Citric acid is a low-molecular-weight organic acid, and soil microbes treat it as an easy food source. Adding it to your soil doesn’t just change chemistry; it changes biology. Research on soil microbial communities shows that citric acid additions significantly shift the balance of bacterial populations. In one study, Firmicutes bacteria increased by 174% to 196% after citric acid was added, while other bacterial groups declined sharply.

For most home gardeners, this isn’t a concern with occasional, dilute applications. But if you’re using citric acid heavily and repeatedly in the same beds, especially in waterlogged or poorly drained soils, be aware that you’re altering your soil’s microbial ecosystem. In flooded or paddy-like conditions, these microbial shifts can actually increase the mobility of arsenic in contaminated soils, a factor that matters mainly for growers in areas with known arsenic contamination. In typical garden conditions with good drainage, moderate citric acid use supports healthy microbial activity by providing a carbon source without lasting negative effects.

Mixing, Storing, and Buying

Food-grade citric acid powder is the form you want. It’s sold in bulk at grocery stores (often in the canning section), online, and at brewing supply shops. Avoid industrial-grade products that may contain contaminants. A one-pound bag typically costs a few dollars and will last most gardeners an entire season.

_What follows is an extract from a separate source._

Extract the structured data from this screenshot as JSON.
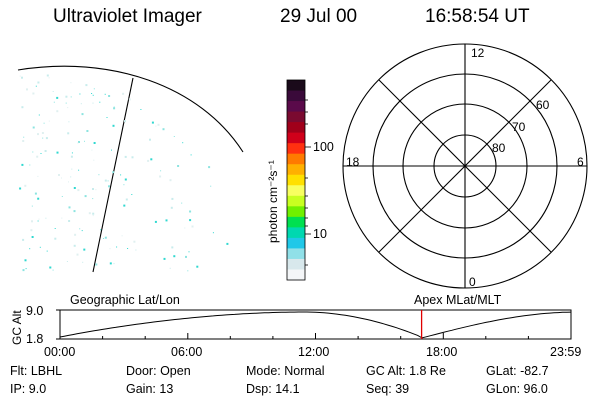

Dry citric acid powder stored in a sealed container in a cool, dry place will last for years without losing potency. Pre-mixed solutions are also quite stable. Research testing citric acid solutions over a five-month period found no degradation in pH or chemical composition when stored properly. That said, any sugar-containing or nutrient-containing solution you mix (like a citric acid plus iron drench) can grow mold or bacteria over time. Mix only what you’ll use within a week or two, and store liquid solutions in a sealed container out of direct sunlight.

Quick Reference for Common Uses

  • Lowering water pH: Start with 1/4 teaspoon per gallon, adjust based on pH testing. Target 6.0 to 6.5 for most vegetables.
  • Iron chlorosis drench: 1 teaspoon citric acid plus 4 teaspoons ferrous sulfate per gallon of water. Apply every 2 to 3 weeks.
  • Fungal disease spray: 1 to 1.5 teaspoons per quart of water (about 1% solution). Spray every 3 to 5 days for treatment, every 7 days for prevention.
  • Acid-loving plants (blueberries, azaleas): Use the water pH method above but target 4.5 to 5.5. Test soil pH monthly to avoid over-acidifying.

Start with the lowest effective dose for any application. You can always add more citric acid, but you can’t take it back once it’s in the soil or on the leaves. A cheap pH meter (around $10 to $15) pays for itself quickly by taking the guesswork out of every mix.